Li aveva conosciuti sette anni prima quando, in qualità di Ispettore Investigativo, era andato a New York per un’indagine di omicidio. Era l’anno prima dell’undici settembre. All’epoca Dennis e Pat erano agenti del Dipartimento di Polizia di New York di stanza a Brooklyn, ed erano stati tra i primi ad arrivare sulla scena dell’attentato alle Torri Gemelle. Grace dubitava che in tutta New York City ci fossero due agenti più qualificati per aiutarlo a scoprire la verità, a capire se Ronnie Wilson fosse morto oppure no in quell’orribile giorno.
Cleo era di buonumore, tutta dolcezza, vieni quando puoi, io ti aspetto.

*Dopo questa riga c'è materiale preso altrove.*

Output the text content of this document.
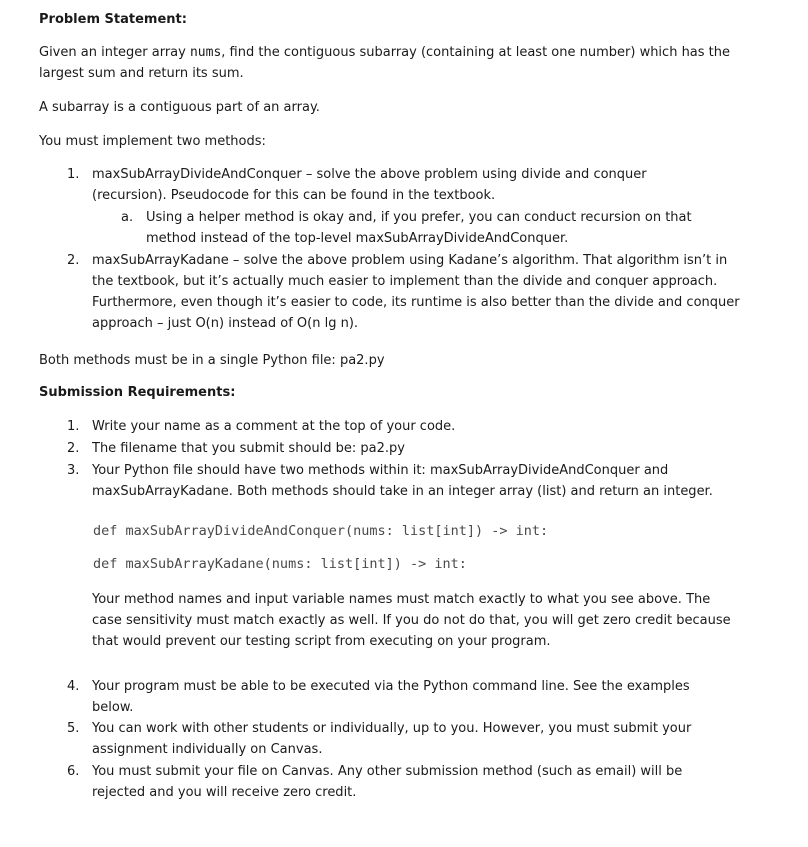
Problem Statement:
Given an integer array nums, find the contiguous subarray (containing at least one number) which has the largest sum and return its sum.
A subarray is a contiguous part of an array.
You must implement two methods:
1. maxSubArrayDivideAndConquer – solve the above problem using divide and conquer (recursion). Pseudocode for this can be found in the textbook.
a. Using a helper method is okay and, if you prefer, you can conduct recursion on that method instead of the top-level maxSubArrayDivideAndConquer.
2. maxSubArrayKadane – solve the above problem using Kadane’s algorithm. That algorithm isn’t in the textbook, but it’s actually much easier to implement than the divide and conquer approach. Furthermore, even though it’s easier to code, its runtime is also better than the divide and conquer approach – just O(n) instead of O(n lg n).
Both methods must be in a single Python file: pa2.py
Submission Requirements:
1. Write your name as a comment at the top of your code.
2. The filename that you submit should be: pa2.py
3. Your Python file should have two methods within it: maxSubArrayDivideAndConquer and maxSubArrayKadane. Both methods should take in an integer array (list) and return an integer.
def maxSubArrayDivideAndConquer(nums: list[int]) -> int:
def maxSubArrayKadane(nums: list[int]) -> int:
Your method names and input variable names must match exactly to what you see above. The case sensitivity must match exactly as well. If you do not do that, you will get zero credit because that would prevent our testing script from executing on your program.
4. Your program must be able to be executed via the Python command line. See the examples below.
5. You can work with other students or individually, up to you. However, you must submit your assignment individually on Canvas.
6. You must submit your file on Canvas. Any other submission method (such as email) will be rejected and you will receive zero credit.
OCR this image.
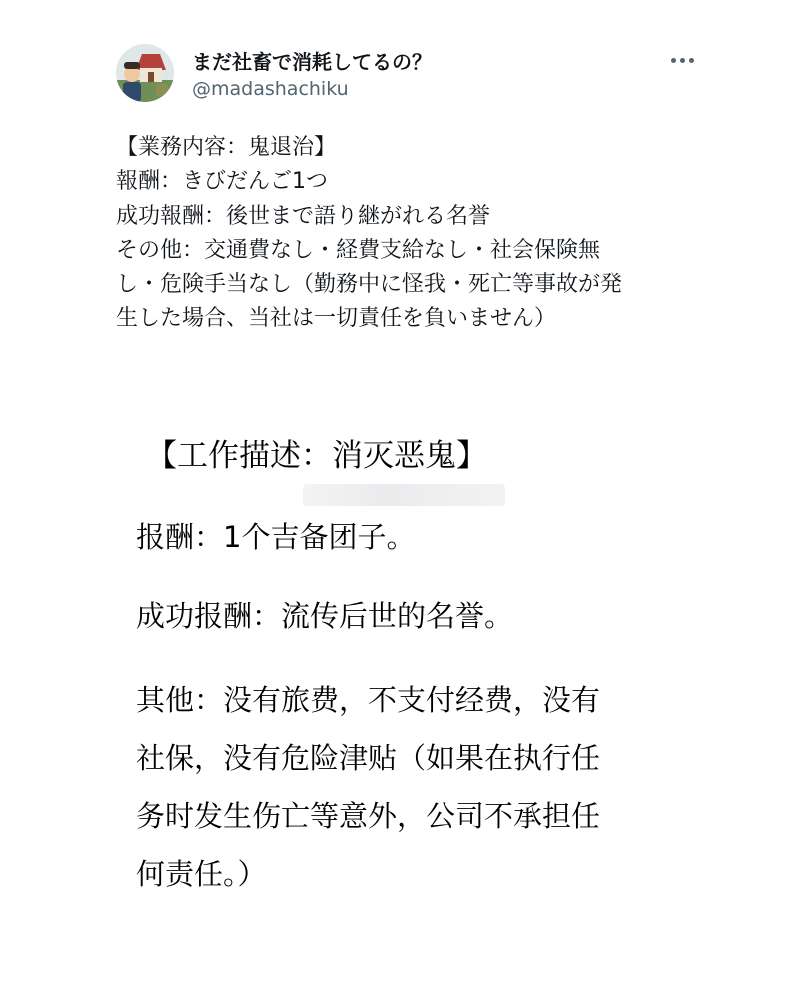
まだ社畜で消耗してるの？
@madashachiku
【業務内容：鬼退治】
報酬：きびだんご1つ
成功報酬：後世まで語り継がれる名誉
その他：交通費なし・経費支給なし・社会保険無
し・危険手当なし（勤務中に怪我・死亡等事故が発
生した場合、当社は一切責任を負いません）
【工作描述：消灭恶鬼】
报酬：1个吉备团子。
成功报酬：流传后世的名誉。
其他：没有旅费，不支付经费，没有
社保，没有危险津贴（如果在执行任
务时发生伤亡等意外，公司不承担任
何责任。）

E, lo rassicurò, aveva qualcosa di molto, molto, molto sexy pronto per lui. Conoscendo per esperienza quanto fossero sexy quelle sue idee, Grace decise che ciò compensava ampiamente il costo della lavanderia per la sessione di vomito inscenata dal cagnolino Humphrey dopo la lezione di addestramento.
Per prima cosa, si dedicò alla posta elettronica. Rispose a un paio di e-mail urgenti e decise di lasciare le altre per il viaggio in aereo la mattina dopo.
Poi, proprio mentre stava iniziando a lavorare sui rapporti, bussarono alla porta del suo ufficio. Senza attendere risposta, Cassian Pewe entrò con un’espressione addolorata stampata sulla faccia. Si fermò di fronte alla scrivania di Grace, la giacca del vestito gettata su una spalla, il colletto della camicia sbottonato, la costosa cravatta slacciata.
“Roy, scusami, mi dispiace di starti addosso così, ma mi sento profondamente offeso.”
Grace sollevò un dito, finì di leggere un memorandum, poi alzò lo sguardo su di lui. “Offeso? Mi dispiace davvero. E perché?”
“Ho appena saputo che domani manderai il detective Potting e il detective Nicholl a Melbourne. È vero?”
“Sì, assolutamente vero.”
Pewe si batté il petto. “E io? Sono stato io a dare inizio a tutta questa storia. Non dovrei essere io uno di quelli che ci va?”
“Mi dispiace. Cosa intendi dire, che sei stato tu a iniziare? Pensavo che avessi soltanto ricevuto una telefonata all’Interpol. O mi sbaglio?”
“Roy”, disse Pewe con un tono implorante che lasciava intendere che Grace fosse il suo migliore amico da sempre. “È stata la mia iniziativa a dare una svolta all’indagine.”
Grace annuì, irritato dal suo atteggiamento e dall’interruzione. “Sì, e lo apprezzo molto. Ma devi capire, Cassian, che qui nel Sussex noi lavoriamo di squadra. Tu ti occupi dei casi irrisolti – io conduco un’indagine attiva. Le informazioni che mi hai dato possono rivelarsi di grande aiuto, e la tua rapidità è stata notata.”
E adesso vai a fare in culo e lasciami finire il mio lavoro, avrebbe voluto aggiungere, ma si trattenne.
“Te ne sono grato. Pensavo solo che avrei dovuto far parte della squadra che andrà in Australia.”
“Sei molto più utile qui”, disse Grace. “Comunque spetta a me decidere.”
Pewe lo guardò inviperito e, in un improvviso sbotto di nervi, ribatté: “Credo che te ne pentirai, Roy.”
Poi uscì come una furia dall’ufficio di Grace.